Bunlar dışında ayrıca uzaktan kumandalı botlar ile Suudi koalisyonunun savaş
gemilerine Haziran 2017’den bu yana 4 kez saldırı oldu.) İnce İnebolu’nun talebi üzerine bölgedeki
ablukadan sorumlu olan Suudi Donanmasına ait Al Dammam isimli firkateyn yardıma
geldi. İnce İnebolu’da 8 personelini bırakarak, gemiyi Suudi Limanı Gizan’a
sevk etti.
Suudilerin
Kötü Karnesi. Medyada çıkan haberlere göre Gizan’da gemi personelinin haberleşmesi ve
gemiden dışarı çıkması düşmanca bir tutumla yasaklandı. Gemi kaptanı olayı
firmasına neredeyse 48 saat sonra, 12
Mayıs saat 1200’da rapor edebildi. Kısa sürede bölgeye erişen gemi şirketi
temsilcileri ile Ulaştırma, Denizcilik ve Haberleşme Bakanlığı yetkililerinin
gemiye çıkışına izin verilmedi. Açık kaynaklardan elde edilen bilgilere göre
Suudi yetkililer dışardan bir füze saldırısı olmadığını; infilakın içerden
olduğunu iddia edecek kadar ileri gittiler. Ancak böyle asılsız bir iddianın Cibuti’de
balast tanklarının içine kadar aranan bir gemi için ne denli tutarsız olduğu bölgede
Deniz Haydutluğu ile mücadele kapsamında harekat icra eden CMF (ABD Koalisyonu)
ve EUNAVFOR (AB Deniz Gücü) nün olayla ilgili hazırladığı aşağıdaki değerlendirmede
de ortaya çıktı:
‘’Bu olayın Yemen'de devam eden ihtilafla neredeyse kesinlikle ilgili
olduğu değerlendirilmektedir. Bu saldırının yanlış teşhisten kaynaklanması
büyük olasılıktır. Bu geminin Kızıldeniz'den transit geçmediği ve AIS cihazını
(Otomatik Tanımlama) çalıştırdığı not
edilmelidir. Yemen'deki Saleef limanına insani yardım operasyonları için
buğday taşıyan gemi, düzenli olarak Saleef limanına geliyordu. Yemen'de çatışan
taraftarlar bu gemiyi çatışmaya karışmış bir gemi olarak tanımlamış ve bu
yüzden de hedeflenmiş olabilir.’’
Bu değerlendirmenin de
eksik yanları olduğunu belirtmek gerekir.
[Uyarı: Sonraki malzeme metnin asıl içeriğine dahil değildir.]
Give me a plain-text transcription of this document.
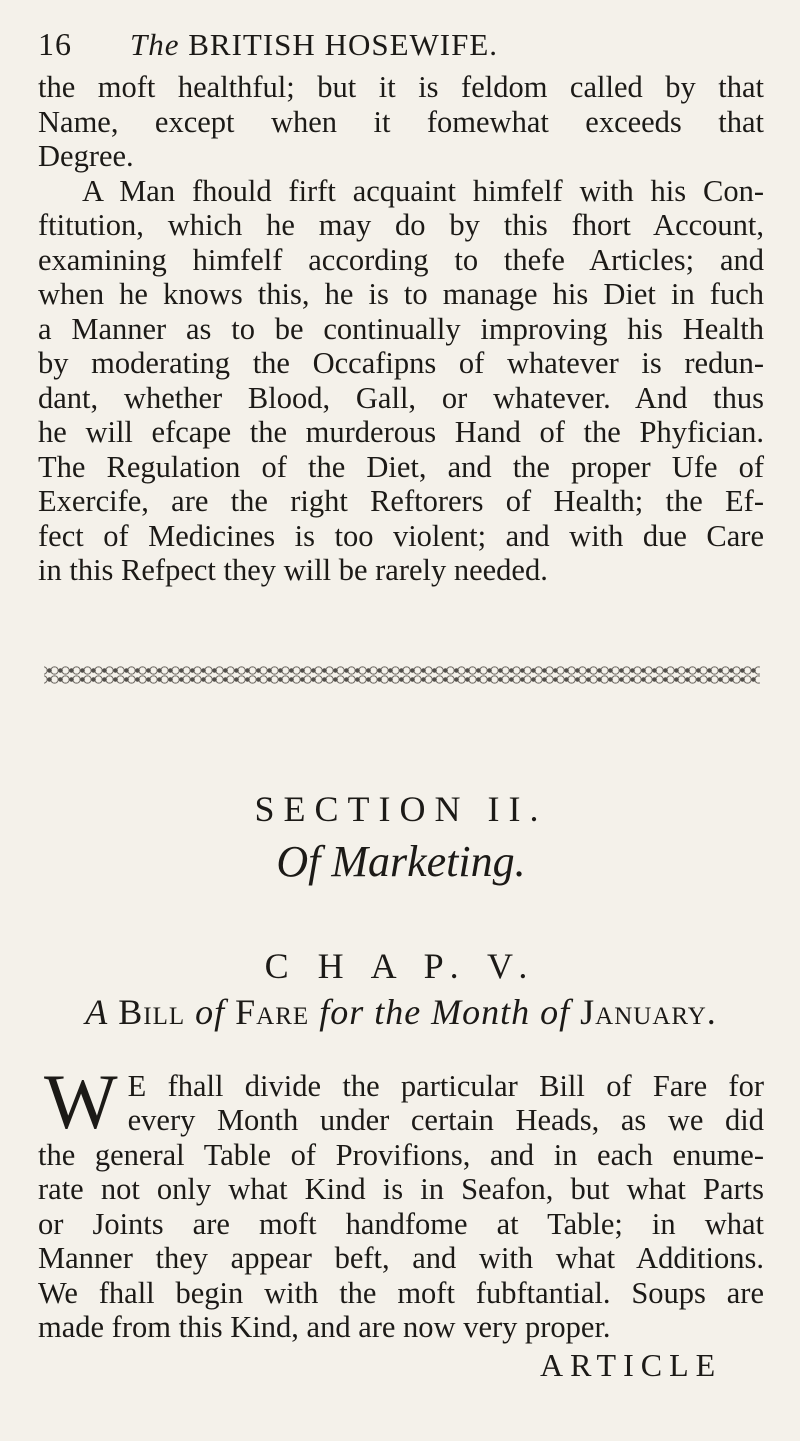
16	The BRITISH HOSEWIFE.
the moft healthful; but it is feldom called by that
Name, except when it fomewhat exceeds that
Degree.
A Man fhould firft acquaint himfelf with his Con-
ftitution, which he may do by this fhort Account,
examining himfelf according to thefe Articles; and
when he knows this, he is to manage his Diet in fuch
a Manner as to be continually improving his Health
by moderating the Occafipns of whatever is redun-
dant, whether Blood, Gall, or whatever. And thus
he will efcape the murderous Hand of the Phyfician.
The Regulation of the Diet, and the proper Ufe of
Exercife, are the right Reftorers of Health; the Ef-
fect of Medicines is too violent; and with due Care
in this Refpect they will be rarely needed.
SECTION II.
Of Marketing.
C H A P. V.
A Bill of Fare for the Month of January.
W E fhall divide the particular Bill of Fare for
every Month under certain Heads, as we did
the general Table of Provifions, and in each enume-
rate not only what Kind is in Seafon, but what Parts
or Joints are moft handfome at Table; in what
Manner they appear beft, and with what Additions.
We fhall begin with the moft fubftantial. Soups are
made from this Kind, and are now very proper.
ARTICLE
Gemi AIS cihazını kapamış olsa değerlendirme haklı olabilir. Bu durumda
gemi sadece radar teması olarak görülür ve yanlış istihbarat sonucu hedef
olarak seçilebilir. Ancak AIS cihazı her an açık tutulmuş. Diğer yandan Cibuti’de
bekletilen ve daha sonra Saleef limanına gideceği ilan edilen gemiye, her gün
çocukları açlıktan ölen isyancı grup neden saldırsın?
Suudilerin
Amacı Ne? Diğer yandan Suudi yetkililerin -sanki saldırının nedeni bu gemiymiş gibi-
gemi idaresine karşı sergilediği küstah tavrı ve patlama içerde oldu iddiasını
nasıl okumamız gerekir?
Türkiye - Suudi Arabistan ilişkilerinin
Türkiye- Katar ilişkileri paralelinde gergin olduğu biliniyor. Her gün yüzlerce
çocuğun açlıktan öldüğü Yemen’e Türk bayraklı bir geminin gıda götürmesinin
insani boyutu büyüktür. Türk bayraklı bir geminin Şii isyancıların
kontrolündeki Saleef limanında varlık göstermesinin, Türk İran ilişkilerinin
geliştiği bir dönemde yaratacağı psikolojik etki de önemlidir. ABD Başkanı ve
Dışişleri Bakanının İran’a büyük tehditler savurduğu ve BM İran nükleer
sözleşmesinin tek taraflı iptal edildiği bir dönemde bu saldırının İran desteği
ile yapılıyor olmasının dile getirilmesi bile İran’ı şeytanlaştırmada büyük bir
katma değer sağlayabilirdi. O nedenle saldırıda ister istemez değişik
senaryolar ve hatta komplo teorileri akla gelmektedir.
Suudi
Arabistan ve Mütekabiliyet. Diğer taraftan, saldırı sonrası Suudi limanında
Türk personelin bir nevi enterne edilmesi ve gemiye CMF ve EUNAVFOR
yetkilileri alınırken, Türk yetkililere
uzun süre izin verilmemesi Suudi
Arabistan’ın uluslararası hukuk ve denizcilik teamülleri dışında Türkiye’ye
karşı düşmanca bir tutum sergilediğinin göstergesidir. Bu tutum karşılıksız
bırakılmamalıdır. Dışişleri Bakanlığımız ve Ulaştırma Denizcilik ve Haberleşme
Bakanlığımız gelişen durum içinde mütekabiliyet çerçevesinde hareket etmelidir. Türk bayrağı taşıyan bir
ticaret gemimizin onuru devletimizin ve hepimizin onurudur.